Title: Quasilinear theory: the lost ponderomotive effects and why they matter

Quasilinear theory (QLT) has been used for modeling wave–plasma interactions for decades but remains largely heuristic. Plasma inhomogeneity, ponderomotive effects, microscopic fluctuations, and collisions are not easily accommodated from first principles in QLT, and typically are ignored entirely, due to the limitations of the standard Fourier–Laplace global-mode approach. This results in inconsistencies, for example, violation of the action conservation for nonresonant waves. However, these issues can be avoided, and the theory can be substantially generalized and corrected, if QLT is formulated using more suitable analytical tools, particularly, the Weyl symbol calculus. Here, an attempt is made to deliver an accessible review of this modern formulation, provide intuitive calculations for special cases, and elaborate on the connection with the ‘oscillation-center QLT’ originally proposed by Dewar (Phys Fluids 16:1102, 1973).
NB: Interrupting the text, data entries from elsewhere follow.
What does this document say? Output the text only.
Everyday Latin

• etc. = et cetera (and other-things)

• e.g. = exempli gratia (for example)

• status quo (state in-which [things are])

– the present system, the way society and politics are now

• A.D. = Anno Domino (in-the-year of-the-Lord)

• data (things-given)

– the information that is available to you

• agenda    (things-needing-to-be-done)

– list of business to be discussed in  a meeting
A Fokker–Planck equation for a ‘dressed’ distribution is derived from the Klimontovich equation and captures quasilinear diffusion, ponderomotive forces, and interactions with background fields for a generic Hamiltonian, so many known formulations of QLT for specific plasma models become corollaries of a single unifying theory. Also, waves are allowed to be off-shell (not constrained by a dispersion relation), which allows them to accommodate microscopic fluctuations. This leads to a collision integral of the Balescu–Lenard type that has all the usual properties but is not restricted to any specific plasma model. For on-shell waves, a generalized version of the classic oscillation-center QLT is obtained. Finally, combined with the wave-kinetic equation, this formulation not only conserves particles, momentum, and energy, like the classic QLT but also reinstates the action conservation for nonresonant waves.